Georges Grinstein at UMass just asked me what the top 5 research challenges are for the field of information visualization. I thought I'd blog my response here that I wrote up in 15min:
Georges:
About 5-6 years ago I wrote up an article that was going to be published in a software engineering magazine about challenges in Visualization, and then they pulled the special theme after I submitted it. I wonder where that article is now....
In any case, briefly here is my updated list off the top of my head (in no particular order):
- Integration with data sources: This remains to be one of the major challenges that never seems to go away. It's just too damn hard most of the time to transform the data into a format that visualization tools can understand.
- Integration of interactivity with analytic algorithms: Most of the time visualization is still run with command lines in batch mode. it's still too hard to ask the 'what-if' questions. This was what my visualization spreadsheet system was trying to solve.

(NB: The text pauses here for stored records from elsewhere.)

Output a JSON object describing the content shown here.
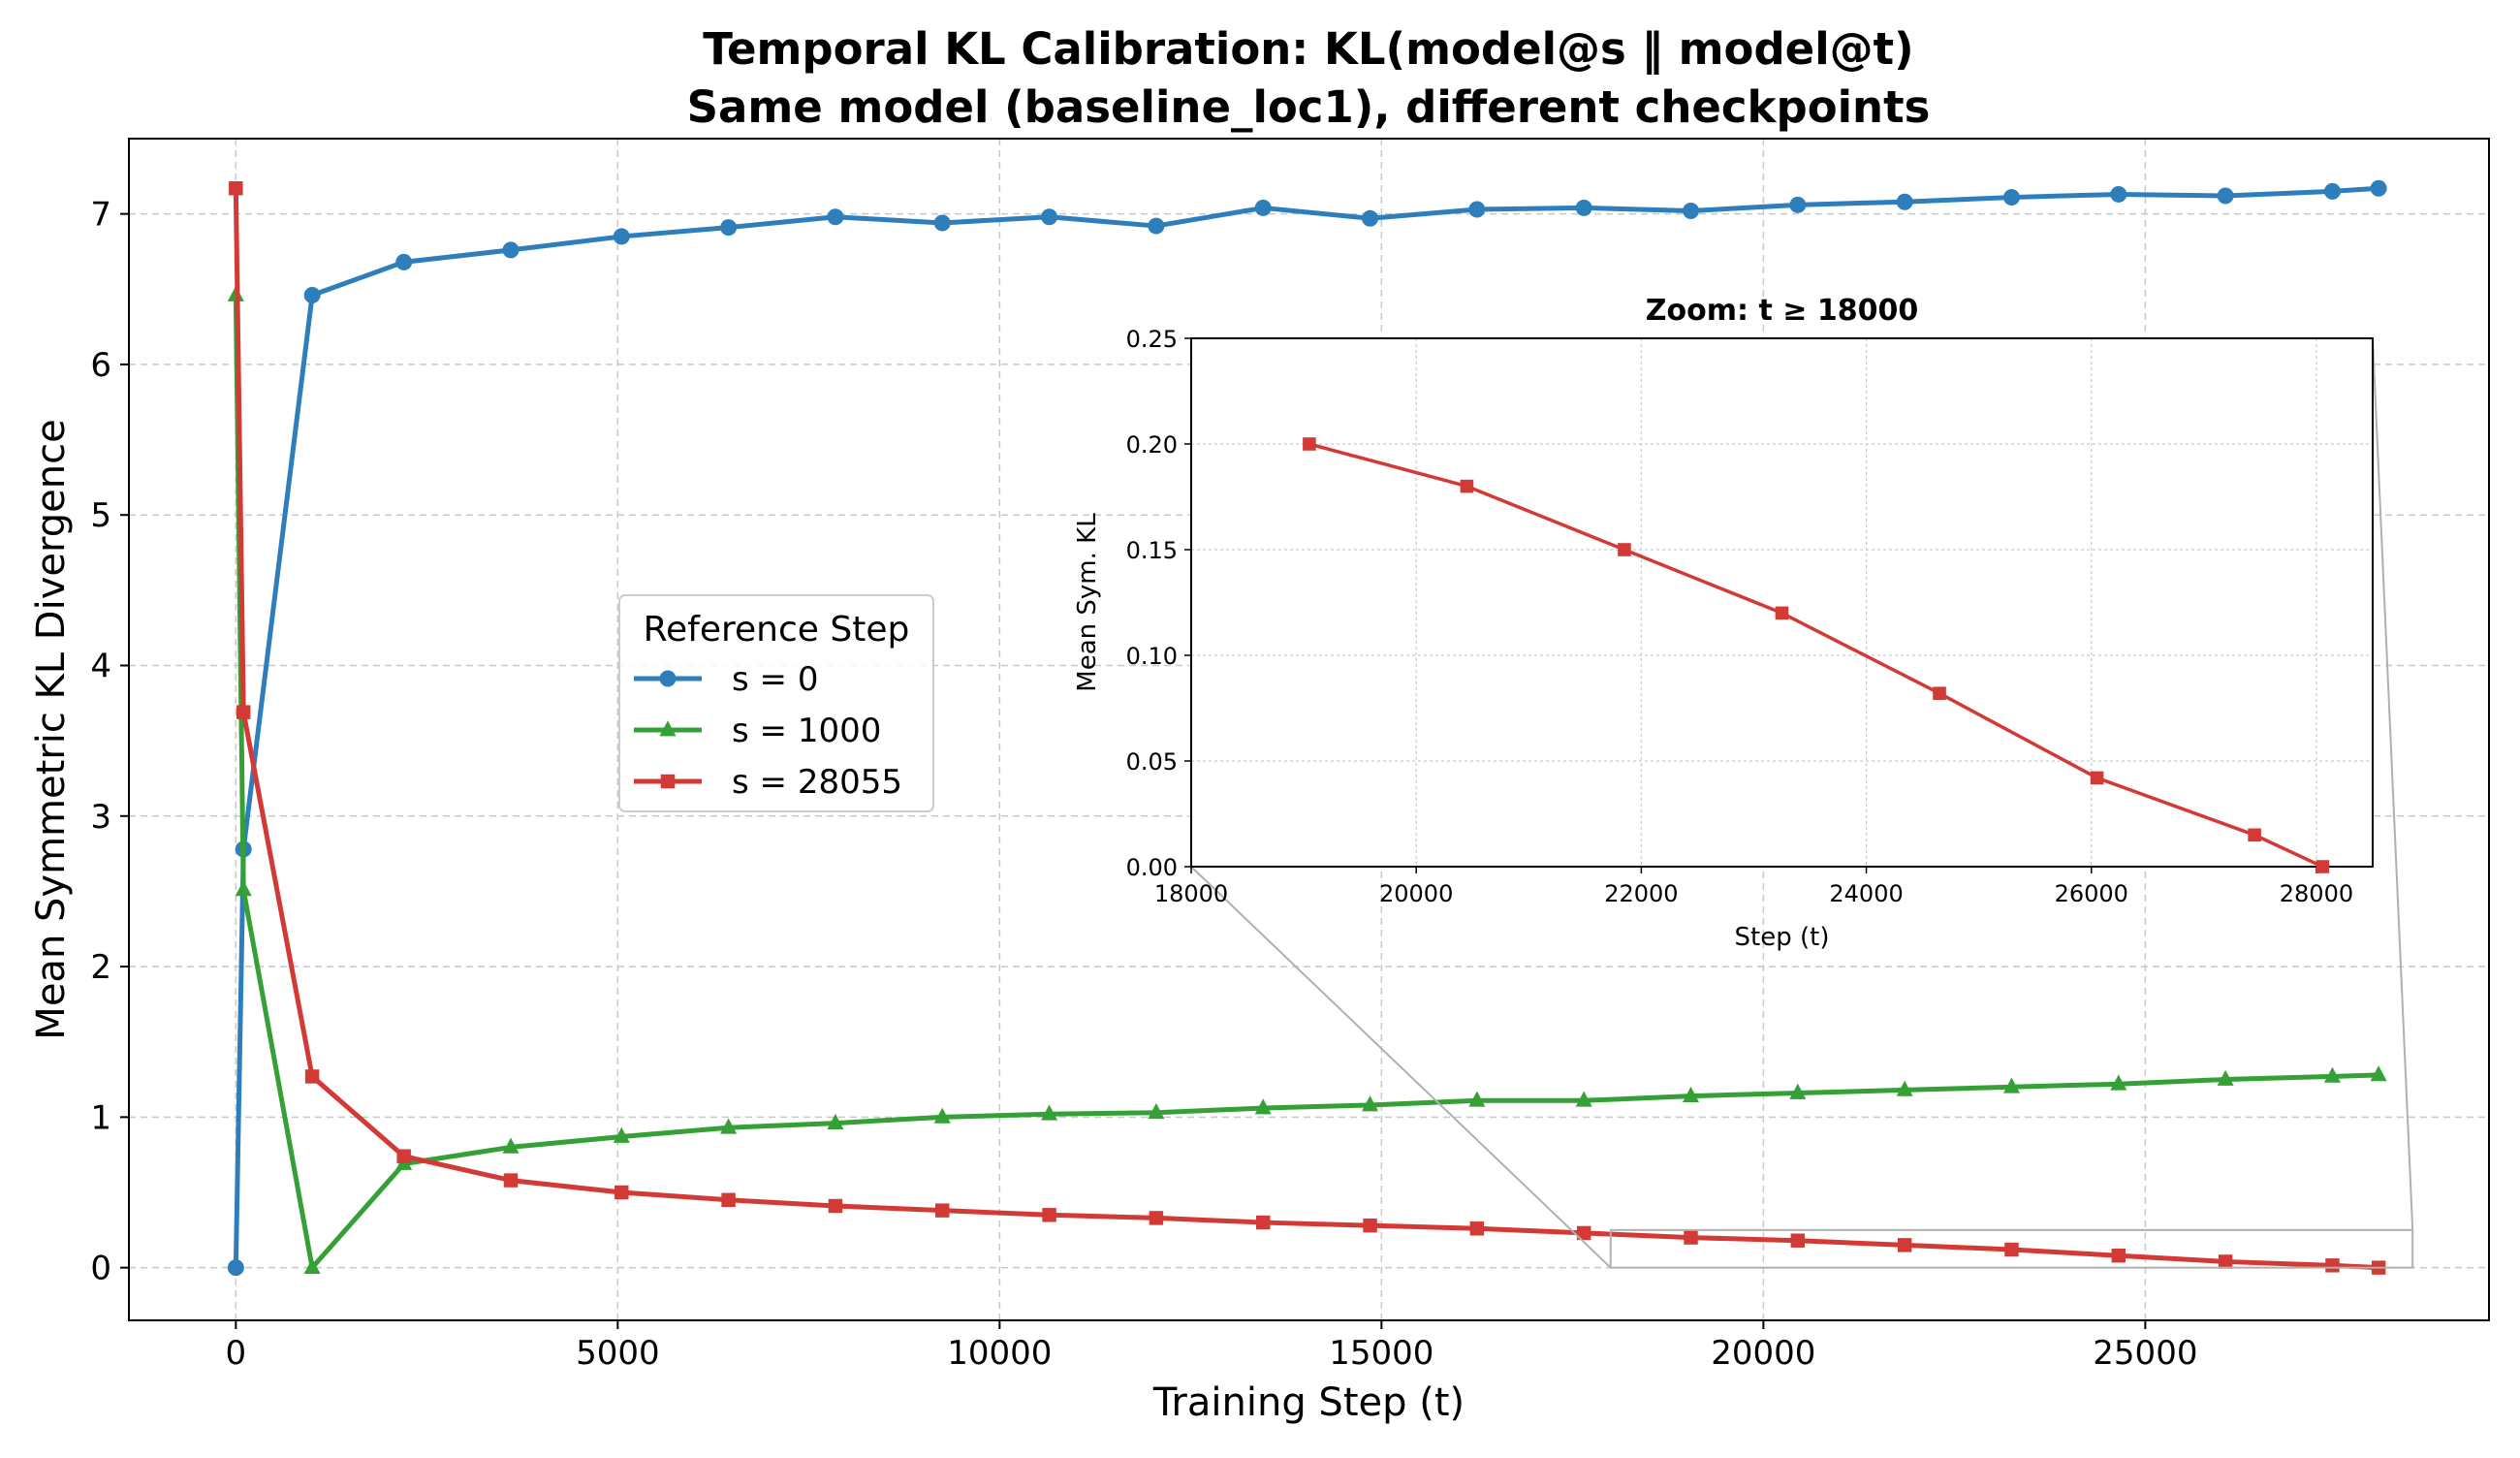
{
  "title_line1": "Temporal KL Calibration: KL(model@s ‖ model@t)",
  "title_line2": "Same model (baseline_loc1), different checkpoints",
  "chart_data": [
    {
      "type": "line",
      "xlabel": "Training Step (t)",
      "ylabel": "Mean Symmetric KL Divergence",
      "xlim": [
        -1400,
        29500
      ],
      "ylim": [
        -0.35,
        7.5
      ],
      "x_ticks": [
        0,
        5000,
        10000,
        15000,
        20000,
        25000
      ],
      "y_ticks": [
        0,
        1,
        2,
        3,
        4,
        5,
        6,
        7
      ],
      "grid": true,
      "legend": {
        "title": "Reference Step",
        "placement": "center-left"
      },
      "series": [
        {
          "name": "s = 0",
          "color": "#2e7ebc",
          "marker": "circle",
          "x": [
            0,
            100,
            1000,
            2200,
            3600,
            5050,
            6450,
            7850,
            9250,
            10650,
            12050,
            13450,
            14850,
            16250,
            17650,
            19050,
            20450,
            21850,
            23250,
            24650,
            26050,
            27450,
            28055
          ],
          "y": [
            0,
            2.78,
            6.46,
            6.68,
            6.76,
            6.85,
            6.91,
            6.98,
            6.94,
            6.98,
            6.92,
            7.04,
            6.97,
            7.03,
            7.04,
            7.02,
            7.06,
            7.08,
            7.11,
            7.13,
            7.12,
            7.15,
            7.17
          ]
        },
        {
          "name": "s = 1000",
          "color": "#35a035",
          "marker": "triangle",
          "x": [
            0,
            100,
            1000,
            2200,
            3600,
            5050,
            6450,
            7850,
            9250,
            10650,
            12050,
            13450,
            14850,
            16250,
            17650,
            19050,
            20450,
            21850,
            23250,
            24650,
            26050,
            27450,
            28055
          ],
          "y": [
            6.46,
            2.51,
            0,
            0.69,
            0.8,
            0.87,
            0.93,
            0.96,
            1.0,
            1.02,
            1.03,
            1.06,
            1.08,
            1.11,
            1.11,
            1.14,
            1.16,
            1.18,
            1.2,
            1.22,
            1.25,
            1.27,
            1.28
          ]
        },
        {
          "name": "s = 28055",
          "color": "#d33a35",
          "marker": "square",
          "x": [
            0,
            100,
            1000,
            2200,
            3600,
            5050,
            6450,
            7850,
            9250,
            10650,
            12050,
            13450,
            14850,
            16250,
            17650,
            19050,
            20450,
            21850,
            23250,
            24650,
            26050,
            27450,
            28055
          ],
          "y": [
            7.17,
            3.69,
            1.27,
            0.74,
            0.58,
            0.5,
            0.45,
            0.41,
            0.38,
            0.35,
            0.33,
            0.3,
            0.28,
            0.26,
            0.23,
            0.2,
            0.18,
            0.15,
            0.12,
            0.08,
            0.04,
            0.015,
            0
          ]
        }
      ]
    },
    {
      "type": "line",
      "title": "Zoom: t ≥ 18000",
      "xlabel": "Step (t)",
      "ylabel": "Mean Sym. KL",
      "xlim": [
        18000,
        28500
      ],
      "ylim": [
        0.0,
        0.25
      ],
      "x_ticks": [
        "18000",
        "20000",
        "22000",
        "24000",
        "26000",
        "28000"
      ],
      "y_ticks": [
        "0.00",
        "0.05",
        "0.10",
        "0.15",
        "0.20",
        "0.25"
      ],
      "grid": true,
      "series": [
        {
          "color": "#d33a35",
          "marker": "square",
          "x": [
            19050,
            20450,
            21850,
            23250,
            24650,
            26050,
            27450,
            28055
          ],
          "y": [
            0.2,
            0.18,
            0.15,
            0.12,
            0.082,
            0.042,
            0.015,
            0
          ]
        }
      ]
    }
  ]
}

- Working together with social analysis of data sets: Most of the time visualization exists in a context where the data is being analyzed or consumed in a social setting. It's not create a pretty picture and then stop and done. It exists in a social setting where there is a lot of different annotations by different people and different ideas being tried. Think ManyEyes here or Data360....

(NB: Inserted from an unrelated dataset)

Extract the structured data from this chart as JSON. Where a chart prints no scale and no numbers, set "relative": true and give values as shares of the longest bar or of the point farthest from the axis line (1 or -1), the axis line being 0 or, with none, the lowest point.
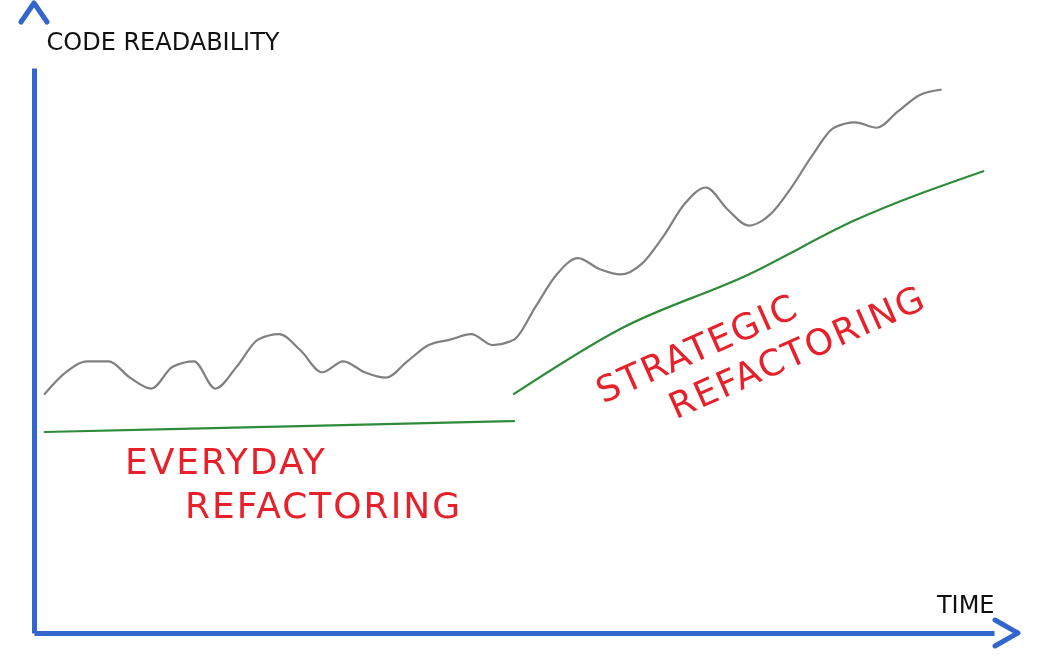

- Perceptually or cognitively too hard to understand: Much of visualization is designed not for the masses, but rather for the specialist. A challenge is to design visualizations that can be easily consumed or laypeople can be easily trained to use. Think about treemap being used on SmartMoney.com. How many have really learned to look at it? That's a crucial question to study.
- Design Research: I call this one the "Beyond-Tufte problem". How do we get beyond having geeks and gurus tell us how to design visualizations? We need a rigorous HCI design research approach to visualization that encompasses ethnographic studies, user-need analysis, iterative design, and real evaluations beyond cute lab confirmation studies.
--Ed
2 comments:
happy chinese new year.
the thank is from me. i love the quote in your presentation "the first step in solving any interesting problem is to get some paper and pencil." (from John Tukey, right?)

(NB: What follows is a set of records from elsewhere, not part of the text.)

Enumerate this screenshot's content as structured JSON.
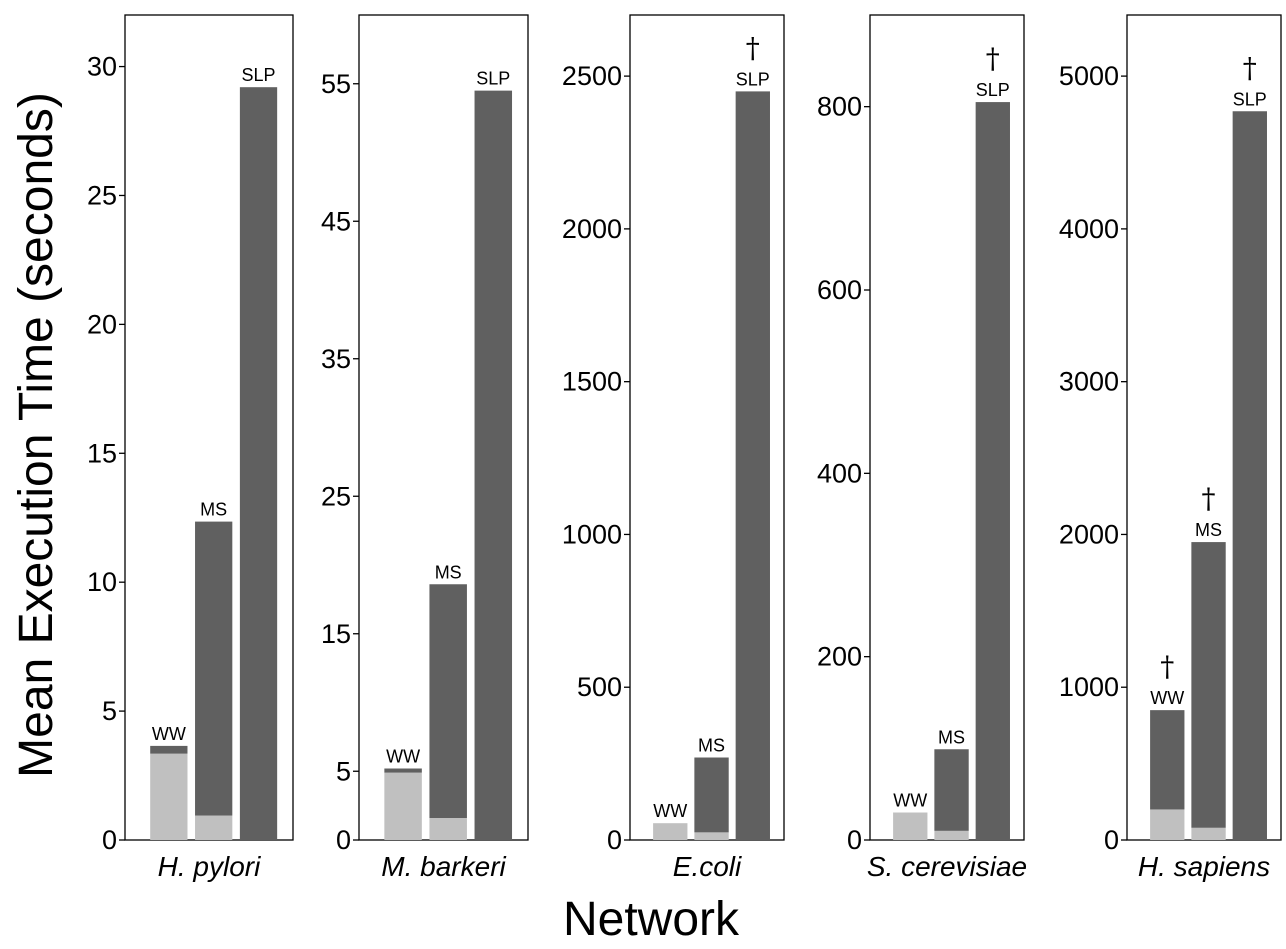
{
  "figure": {
    "ylabel": "Mean Execution Time (seconds)",
    "xlabel": "Network"
  },
  "colors": {
    "dark_bar": "#606060",
    "light_bar": "#c0c0c0",
    "frame": "#000000"
  },
  "chart_data": [
    {
      "type": "bar",
      "title": "H. pylori",
      "categories": [
        "WW",
        "MS",
        "SLP"
      ],
      "series": [
        {
          "values": [
            3.35,
            0.95,
            0
          ]
        },
        {
          "values": [
            0.3,
            11.4,
            29.2
          ]
        }
      ],
      "totals": [
        3.65,
        12.35,
        29.2
      ],
      "daggers": [
        false,
        false,
        false
      ],
      "ylim": [
        0,
        32
      ],
      "yticks": [
        0,
        5,
        10,
        15,
        20,
        25,
        30
      ]
    },
    {
      "type": "bar",
      "title": "M. barkeri",
      "categories": [
        "WW",
        "MS",
        "SLP"
      ],
      "series": [
        {
          "values": [
            4.9,
            1.6,
            0
          ]
        },
        {
          "values": [
            0.3,
            17.0,
            54.5
          ]
        }
      ],
      "totals": [
        5.2,
        18.6,
        54.5
      ],
      "daggers": [
        false,
        false,
        false
      ],
      "ylim": [
        0,
        60
      ],
      "yticks": [
        5,
        15,
        25,
        35,
        45,
        55
      ],
      "yticks_extra": [
        0
      ]
    },
    {
      "type": "bar",
      "title": "E.coli",
      "categories": [
        "WW",
        "MS",
        "SLP"
      ],
      "series": [
        {
          "values": [
            55,
            25,
            0
          ]
        },
        {
          "values": [
            0,
            245,
            2450
          ]
        }
      ],
      "totals": [
        55,
        270,
        2450
      ],
      "daggers": [
        false,
        false,
        true
      ],
      "ylim": [
        0,
        2700
      ],
      "yticks": [
        0,
        500,
        1000,
        1500,
        2000,
        2500
      ]
    },
    {
      "type": "bar",
      "title": "S. cerevisiae",
      "categories": [
        "WW",
        "MS",
        "SLP"
      ],
      "series": [
        {
          "values": [
            30,
            10,
            0
          ]
        },
        {
          "values": [
            0,
            89,
            805
          ]
        }
      ],
      "totals": [
        30,
        99,
        805
      ],
      "daggers": [
        false,
        false,
        true
      ],
      "ylim": [
        0,
        900
      ],
      "yticks": [
        0,
        200,
        400,
        600,
        800
      ]
    },
    {
      "type": "bar",
      "title": "H. sapiens",
      "categories": [
        "WW",
        "MS",
        "SLP"
      ],
      "series": [
        {
          "values": [
            200,
            80,
            0
          ]
        },
        {
          "values": [
            650,
            1870,
            4770
          ]
        }
      ],
      "totals": [
        850,
        1950,
        4770
      ],
      "daggers": [
        true,
        true,
        true
      ],
      "ylim": [
        0,
        5400
      ],
      "yticks": [
        0,
        1000,
        2000,
        3000,
        4000,
        5000
      ]
    }
  ]
}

i first read it in Christina Wodtke's book, Information architecture. "Pencil makes you smart," she said. It is very true. I used to sit in front of computer moving a graphic or something left and then right an inch.
Pencil really helps in some framework thing.
i've just got started to read something about theory of network. i get a copy of Duncan Watts's book Six degrees.
and, and, more importantly, i have just been a Wikipedian. :>
Pen, Thanks for writing. Yes, the quote was a paraphrase from John Tukey, as the way I heard it from Stu Card. I hadn't heard about the quote from Wodtke's book, so I would be interested in looking it up soon.